Last weekend my friends Bill & Nora (95 Magna 750) Tony & Sendy (96 Shadow VT-1100)as well as my wife Jeanie an me Greg (96 Shadow VT-1100). Took a ride starting in Madison Heights Michigan (USA) north to Port Huron across the Blue Water bridge into Canada. From there we rode the cost line of the Detroit river south to Winsor back across the Ambasidor bridge through Detroit and home again.

The trip was only 205 Miles But we saw things and places we would never do or see in a car. There were small one lane pathes only a bike could venture down we had to explore. The trip took 12 Hours. That averages out to about 17.08 Miles Per Hour.

We take a trip like that every weekend through the summer.
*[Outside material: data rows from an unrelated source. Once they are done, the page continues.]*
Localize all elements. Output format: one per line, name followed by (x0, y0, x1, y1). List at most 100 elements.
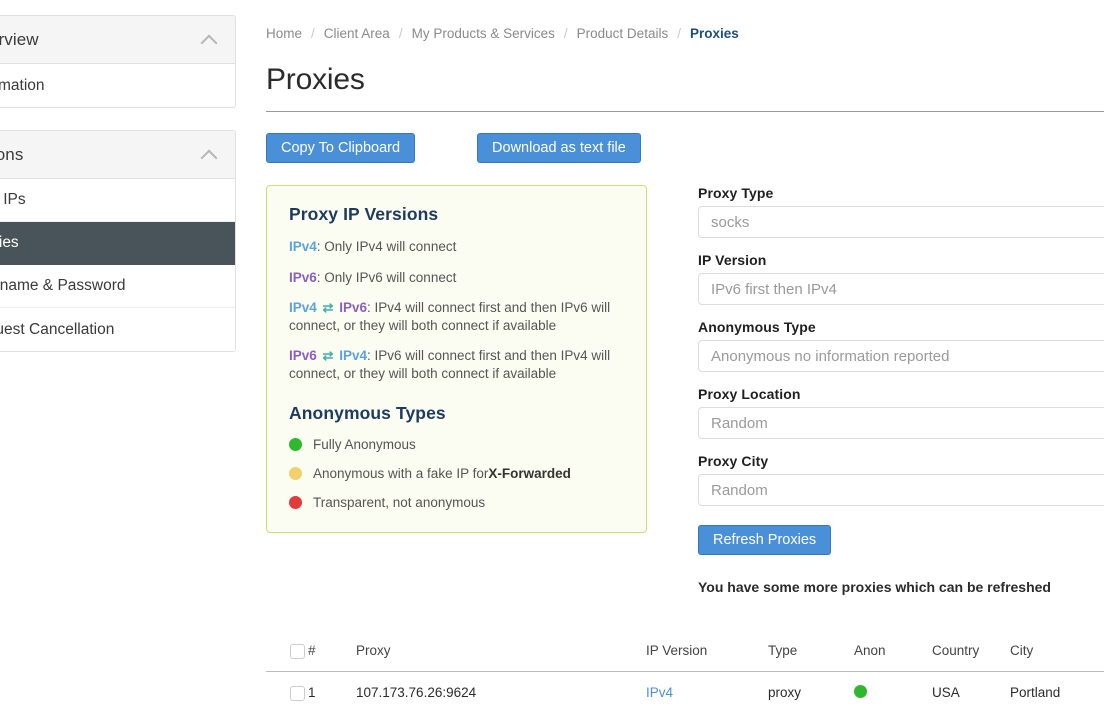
row-ip-version: IPv4 (646, 671, 768, 706)
anon-type-row: Anonymous with a fake IP for X-Forwarded (289, 466, 626, 481)
sidebar-item-label: Proxies (0, 234, 19, 252)
breadcrumb-item-product-details[interactable]: Product Details (577, 26, 669, 41)
proxy-city-select[interactable]: Random (698, 474, 1104, 506)
sidebar-item-information[interactable]: Information (0, 64, 235, 107)
breadcrumb: Home / Client Area / My Products & Servi… (266, 0, 1104, 41)
column-header-country[interactable]: Country (932, 635, 1010, 671)
sidebar-item-label: Request Cancellation (0, 321, 114, 339)
sidebar-section-actions: Actions Auth IPs Proxies Username & Pass… (0, 130, 236, 352)
proxy-location-value: Random (711, 415, 768, 432)
breadcrumb-separator: / (311, 26, 315, 41)
sidebar-section-overview-header[interactable]: Overview (0, 16, 235, 64)
row-select-cell (266, 671, 308, 706)
row-country: USA (932, 671, 1010, 706)
status-dot-yellow-icon (289, 467, 302, 480)
ip-version-select[interactable]: IPv6 first then IPv4 (698, 273, 1104, 305)
row-checkbox[interactable] (290, 686, 305, 701)
breadcrumb-item-home[interactable]: Home (266, 26, 302, 41)
sidebar-actions-list: Auth IPs Proxies Username & Password Req… (0, 179, 235, 351)
status-dot-green-icon (289, 438, 302, 451)
anon-type-label: Anonymous with a fake IP for (313, 466, 488, 481)
swap-arrows-icon: ⇄ (323, 299, 334, 317)
copy-to-clipboard-button[interactable]: Copy To Clipboard (266, 133, 415, 163)
proxy-location-select[interactable]: Random (698, 407, 1104, 439)
proxy-type-select[interactable]: socks (698, 206, 1104, 238)
status-dot-green-icon (854, 685, 867, 698)
breadcrumb-item-my-products-services[interactable]: My Products & Services (412, 26, 555, 41)
column-header-city[interactable]: City (1010, 635, 1104, 671)
column-spacer (647, 185, 698, 595)
breadcrumb-separator: / (399, 26, 403, 41)
table-row[interactable]: 1 107.173.76.26:9624 IPv4 proxy USA Port… (266, 671, 1104, 706)
row-type: proxy (768, 671, 854, 706)
ipv4-tag: IPv4 (339, 348, 367, 363)
column-header-select (266, 635, 308, 671)
proxies-table-head: # Proxy IP Version Type Anon Country Cit… (266, 635, 1104, 671)
field-group-anonymous-type: Anonymous Type Anonymous no information … (698, 319, 1104, 372)
ipv6-tag: IPv6 (289, 270, 317, 285)
field-group-proxy-city: Proxy City Random (698, 453, 1104, 506)
title-divider (266, 111, 1104, 112)
sidebar-item-label: Username & Password (0, 277, 126, 295)
chevron-up-icon[interactable] (201, 34, 219, 46)
select-all-checkbox[interactable] (290, 644, 305, 659)
table-header-row: # Proxy IP Version Type Anon Country Cit… (266, 635, 1104, 671)
column-header-anon[interactable]: Anon (854, 635, 932, 671)
sidebar-section-overview-title: Overview (0, 30, 201, 50)
ip-version-link[interactable]: IPv4 (646, 685, 673, 700)
anon-type-label: Transparent, not anonymous (313, 495, 485, 510)
sidebar-section-actions-title: Actions (0, 145, 201, 165)
chevron-up-icon[interactable] (201, 149, 219, 161)
sidebar-item-label: Information (0, 77, 45, 95)
ip-version-text: : Only IPv6 will connect (317, 270, 457, 285)
proxies-table-body: 1 107.173.76.26:9624 IPv4 proxy USA Port… (266, 671, 1104, 706)
row-number: 1 (308, 671, 356, 706)
sidebar-item-auth-ips[interactable]: Auth IPs (0, 179, 235, 222)
ip-version-label: IP Version (698, 252, 1104, 268)
row-proxy: 107.173.76.26:9624 (356, 671, 646, 706)
sidebar-item-request-cancellation[interactable]: Request Cancellation (0, 308, 235, 351)
sidebar-item-username-password[interactable]: Username & Password (0, 265, 235, 308)
field-group-proxy-location: Proxy Location Random (698, 386, 1104, 439)
ipv6-tag: IPv6 (289, 348, 317, 363)
proxy-info-box: Proxy IP Versions IPv4 : Only IPv4 will c… (266, 185, 647, 533)
download-as-text-file-button[interactable]: Download as text file (477, 133, 641, 163)
anon-type-emphasis: X-Forwarded (488, 466, 571, 481)
sidebar-section-overview: Overview Information (0, 15, 236, 108)
anonymous-type-select[interactable]: Anonymous no information reported (698, 340, 1104, 372)
proxies-table: # Proxy IP Version Type Anon Country Cit… (266, 635, 1104, 706)
ip-version-line: IPv6 ⇄ IPv4: IPv6 will connect first and… (289, 347, 626, 382)
row-city: Portland (1010, 671, 1104, 706)
column-header-proxy[interactable]: Proxy (356, 635, 646, 671)
column-header-ip-version[interactable]: IP Version (646, 635, 768, 671)
sidebar-item-proxies[interactable]: Proxies (0, 222, 235, 265)
proxy-ip-versions-heading: Proxy IP Versions (289, 204, 626, 225)
page-title: Proxies (266, 63, 1104, 97)
sidebar-section-actions-header[interactable]: Actions (0, 131, 235, 179)
column-header-type[interactable]: Type (768, 635, 854, 671)
content-split: Proxy IP Versions IPv4 : Only IPv4 will c… (266, 185, 1104, 595)
proxy-city-label: Proxy City (698, 453, 1104, 469)
anon-type-row: Fully Anonymous (289, 437, 626, 452)
refresh-row: Refresh Proxies (698, 525, 1104, 555)
anonymous-type-label: Anonymous Type (698, 319, 1104, 335)
proxy-type-value: socks (711, 214, 749, 231)
ip-version-text: : IPv6 will connect first and then IPv4 … (289, 348, 610, 381)
breadcrumb-item-client-area[interactable]: Client Area (324, 26, 390, 41)
main-content: Home / Client Area / My Products & Servi… (266, 0, 1104, 706)
refresh-note: You have some more proxies which can be … (698, 579, 1104, 595)
proxy-location-label: Proxy Location (698, 386, 1104, 402)
refresh-proxies-button[interactable]: Refresh Proxies (698, 525, 831, 555)
action-button-row: Copy To Clipboard Download as text file (266, 133, 1104, 163)
proxy-city-value: Random (711, 482, 768, 499)
column-header-number[interactable]: # (308, 635, 356, 671)
anonymous-types-heading: Anonymous Types (289, 403, 626, 424)
proxy-type-label: Proxy Type (698, 185, 1104, 201)
proxies-page: Overview Information Actions Auth IPs Pr… (0, 0, 1104, 706)
sidebar: Overview Information Actions Auth IPs Pr… (0, 15, 236, 374)
sidebar-overview-list: Information (0, 64, 235, 107)
field-group-proxy-type: Proxy Type socks (698, 185, 1104, 238)
breadcrumb-separator: / (677, 26, 681, 41)
ip-version-text: : Only IPv4 will connect (317, 239, 457, 254)
ip-version-line: IPv6: Only IPv6 will connect (289, 269, 626, 287)
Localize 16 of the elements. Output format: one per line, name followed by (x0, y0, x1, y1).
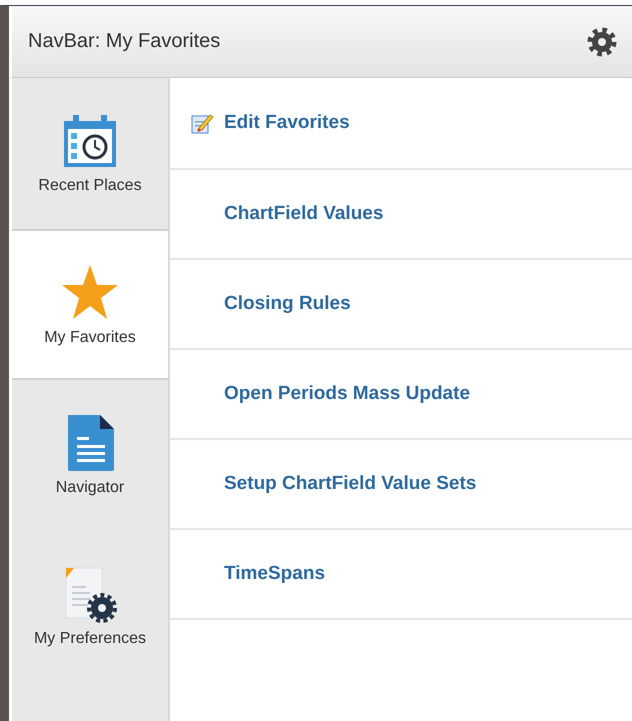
sidebar-item[interactable]: Navigator (12, 380, 168, 531)
sidebar-label: My Preferences (34, 630, 146, 648)
settings-icon[interactable] (586, 26, 618, 58)
sidebar-item[interactable]: My Preferences (12, 531, 168, 682)
sidebar-label: My Favorites (44, 328, 136, 346)
favorite-link[interactable]: TimeSpans (224, 563, 326, 585)
favorite-link[interactable]: Edit Favorites (224, 112, 350, 134)
favorite-link[interactable]: ChartField Values (224, 203, 384, 225)
sidebar-label: Recent Places (38, 176, 142, 194)
sidebar-label: Navigator (56, 478, 124, 496)
sidebar-item[interactable]: Recent Places (12, 78, 168, 229)
favorite-link[interactable]: Open Periods Mass Update (224, 383, 470, 405)
favorite-link[interactable]: Closing Rules (224, 293, 351, 315)
sidebar-item[interactable]: My Favorites (12, 229, 168, 380)
favorite-link[interactable]: Setup ChartField Value Sets (224, 473, 476, 495)
header-title: NavBar: My Favorites (28, 30, 220, 53)
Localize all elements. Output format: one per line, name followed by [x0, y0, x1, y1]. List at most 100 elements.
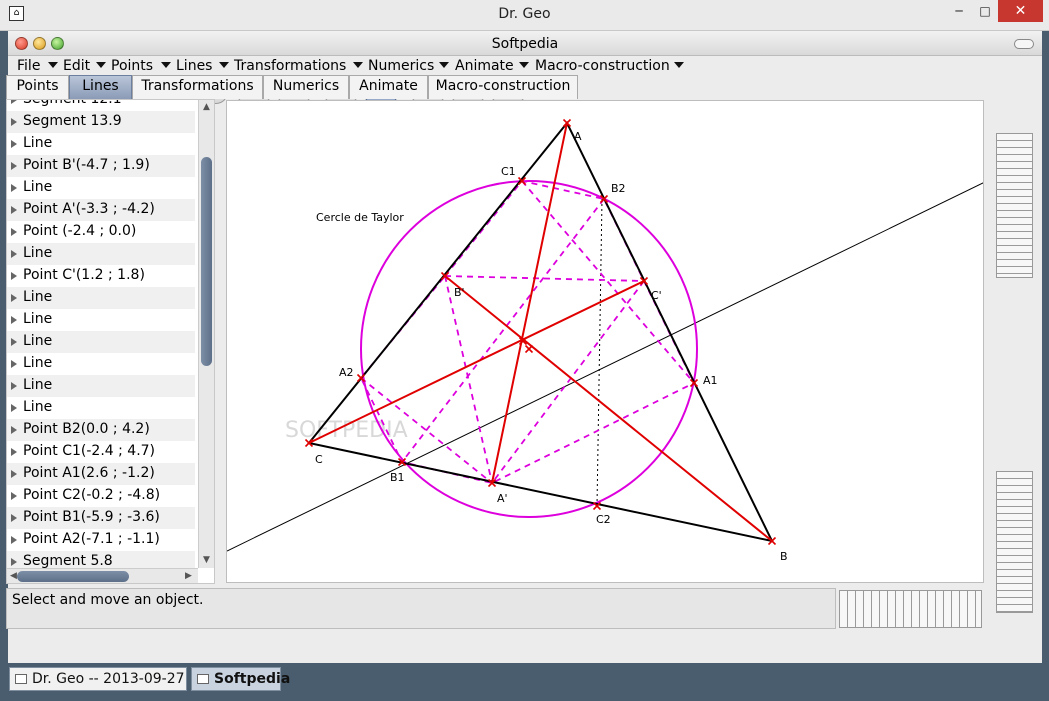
tree-item[interactable]: Point A1(2.6 ; -1.2) [7, 463, 195, 485]
expand-arrow-icon[interactable] [11, 360, 17, 368]
dashed-line[interactable] [444, 275, 645, 282]
tree-item-label: Line [23, 289, 53, 305]
taskbar-item-softpedia[interactable]: Softpedia [191, 667, 290, 691]
window-icon [197, 674, 209, 684]
chevron-down-icon[interactable] [353, 62, 363, 68]
toolbar-toggle-button[interactable] [1014, 39, 1034, 49]
vertical-wheel-top[interactable] [996, 133, 1033, 278]
dotted-line[interactable] [596, 198, 603, 507]
tree-item[interactable]: Line [7, 243, 195, 265]
menu-macro-construction[interactable]: Macro-construction [535, 58, 670, 74]
point-label-c2: C2 [596, 513, 611, 526]
tree-item[interactable]: Line [7, 287, 195, 309]
watermark-text: SOFTPEDIA [285, 418, 408, 443]
tree-item-label: Line [23, 377, 53, 393]
tab-lines[interactable]: Lines [69, 75, 132, 99]
tab-transformations[interactable]: Transformations [132, 75, 263, 99]
expand-arrow-icon[interactable] [11, 448, 17, 456]
menu-animate[interactable]: Animate [455, 58, 514, 74]
scroll-right-icon[interactable]: ▶ [185, 571, 192, 581]
expand-arrow-icon[interactable] [11, 294, 17, 302]
taskbar-item-drgeo[interactable]: Dr. Geo -- 2013-09-27 [9, 667, 187, 691]
scroll-thumb[interactable] [201, 157, 212, 366]
scroll-left-icon[interactable]: ◀ [10, 571, 17, 581]
expand-arrow-icon[interactable] [11, 206, 17, 214]
point-marker[interactable] [524, 344, 534, 354]
tree-item[interactable]: Point C2(-0.2 ; -4.8) [7, 485, 195, 507]
tree-item[interactable]: Point A2(-7.1 ; -1.1) [7, 529, 195, 551]
chevron-down-icon[interactable] [161, 62, 171, 68]
chevron-down-icon[interactable] [674, 62, 684, 68]
scroll-up-icon[interactable]: ▲ [203, 102, 210, 112]
expand-arrow-icon[interactable] [11, 118, 17, 126]
tree-item[interactable]: Point B1(-5.9 ; -3.6) [7, 507, 195, 529]
scroll-thumb[interactable] [17, 571, 129, 582]
tree-item[interactable]: Segment 12.1 [7, 100, 195, 111]
expand-arrow-icon[interactable] [11, 228, 17, 236]
minimize-button[interactable]: ─ [946, 0, 972, 22]
expand-arrow-icon[interactable] [11, 558, 17, 566]
tab-points[interactable]: Points [6, 75, 69, 99]
tree-item[interactable]: Line [7, 331, 195, 353]
menu-numerics[interactable]: Numerics [368, 58, 434, 74]
chevron-down-icon[interactable] [96, 62, 106, 68]
tree-item[interactable]: Line [7, 353, 195, 375]
altitude-b[interactable] [444, 275, 773, 542]
chevron-down-icon[interactable] [519, 62, 529, 68]
vertical-scrollbar[interactable]: ▲ ▼ [198, 100, 214, 568]
tree-item[interactable]: Point B'(-4.7 ; 1.9) [7, 155, 195, 177]
expand-arrow-icon[interactable] [11, 250, 17, 258]
expand-arrow-icon[interactable] [11, 162, 17, 170]
tab-macro-construction[interactable]: Macro-construction [428, 75, 578, 99]
tree-item[interactable]: Point B2(0.0 ; 4.2) [7, 419, 195, 441]
tree-item-label: Line [23, 179, 53, 195]
menu-file[interactable]: File [17, 58, 40, 74]
chevron-down-icon[interactable] [48, 62, 58, 68]
chevron-down-icon[interactable] [219, 62, 229, 68]
vertical-wheel-bottom[interactable] [996, 471, 1033, 613]
dashed-line[interactable] [491, 280, 645, 484]
scroll-down-icon[interactable]: ▼ [203, 555, 210, 565]
tree-item[interactable]: Line [7, 397, 195, 419]
dashed-line[interactable] [444, 275, 493, 484]
expand-arrow-icon[interactable] [11, 536, 17, 544]
expand-arrow-icon[interactable] [11, 426, 17, 434]
tree-item[interactable]: Point (-2.4 ; 0.0) [7, 221, 195, 243]
tree-item[interactable]: Line [7, 309, 195, 331]
expand-arrow-icon[interactable] [11, 140, 17, 148]
expand-arrow-icon[interactable] [11, 492, 17, 500]
expand-arrow-icon[interactable] [11, 514, 17, 522]
horizontal-scrollbar[interactable]: ◀ ▶ [7, 568, 198, 583]
expand-arrow-icon[interactable] [11, 470, 17, 478]
tab-animate[interactable]: Animate [349, 75, 428, 99]
expand-arrow-icon[interactable] [11, 382, 17, 390]
tree-item[interactable]: Point C'(1.2 ; 1.8) [7, 265, 195, 287]
close-button[interactable]: ✕ [998, 0, 1043, 22]
expand-arrow-icon[interactable] [11, 100, 17, 104]
menu-transformations[interactable]: Transformations [234, 58, 346, 74]
status-bar: Select and move an object. [6, 588, 836, 629]
tree-item-label: Point B1(-5.9 ; -3.6) [23, 509, 160, 525]
tree-item[interactable]: Line [7, 177, 195, 199]
tree-item[interactable]: Line [7, 133, 195, 155]
tab-numerics[interactable]: Numerics [263, 75, 349, 99]
expand-arrow-icon[interactable] [11, 184, 17, 192]
tree-item[interactable]: Point C1(-2.4 ; 4.7) [7, 441, 195, 463]
dashed-line[interactable] [401, 198, 605, 463]
tree-item[interactable]: Point A'(-3.3 ; -4.2) [7, 199, 195, 221]
menu-lines[interactable]: Lines [176, 58, 212, 74]
menu-points[interactable]: Points [111, 58, 153, 74]
expand-arrow-icon[interactable] [11, 338, 17, 346]
menu-edit[interactable]: Edit [63, 58, 90, 74]
app-window-title: Softpedia [491, 36, 559, 52]
tab-bar: Points Lines Transformations Numerics An… [6, 75, 606, 99]
maximize-button[interactable]: □ [972, 0, 998, 22]
horizontal-wheel[interactable] [839, 590, 982, 628]
chevron-down-icon[interactable] [439, 62, 449, 68]
expand-arrow-icon[interactable] [11, 272, 17, 280]
geometry-canvas[interactable]: SOFTPEDIA Cercle de Taylor A B C A1 A2 B… [226, 100, 984, 583]
tree-item[interactable]: Segment 13.9 [7, 111, 195, 133]
tree-item[interactable]: Line [7, 375, 195, 397]
expand-arrow-icon[interactable] [11, 316, 17, 324]
expand-arrow-icon[interactable] [11, 404, 17, 412]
Some times we go north to Frankenmouth MI. 88 Miles for lunch. Or we go south to Ohio where there is no helmet law, to ride topless (no helmet, that is!). And at least once a year we take a vacation trip (two weeks maybe three) and go south or west, round trip 2 to 3 thousand miles. This year in September we are travelling to Arkansas, Virgina, Kentucky, and Tennessee. When we get back I'll let you know how it was!

By the way Bill & Nora have been riding for 25 Years, Tony & Sendy for 3 there the babys, and the wife and I for 31 years. I planted my behind the first time on a motorcycle when I was 12 years old in 1958 so I've been riding 37 years now, and have only been down twice. Once in my twentys and just three years ago. Both times it was a mechanical problem that caused the mishap. First a flat tire, the secend was a problem with a crack in the farring that droped down and wouldnt allow the forks to turn (1977 GL-1000 Gold Wing after whitch I stripped it down and made a cruser out of it like the Valkyrie). That one got me a broken collar bone and three ribs. Not bad for 37 years. Because thay say there are only two kinds of bikers those that are going down and those that have been.

I put the fatty pipes on the bike and had the carbes tuned too them ( not jetted) and my gas mileage went from 48 mpg. to 55 mpg. plus its really loud. Loud pipes save lives, right?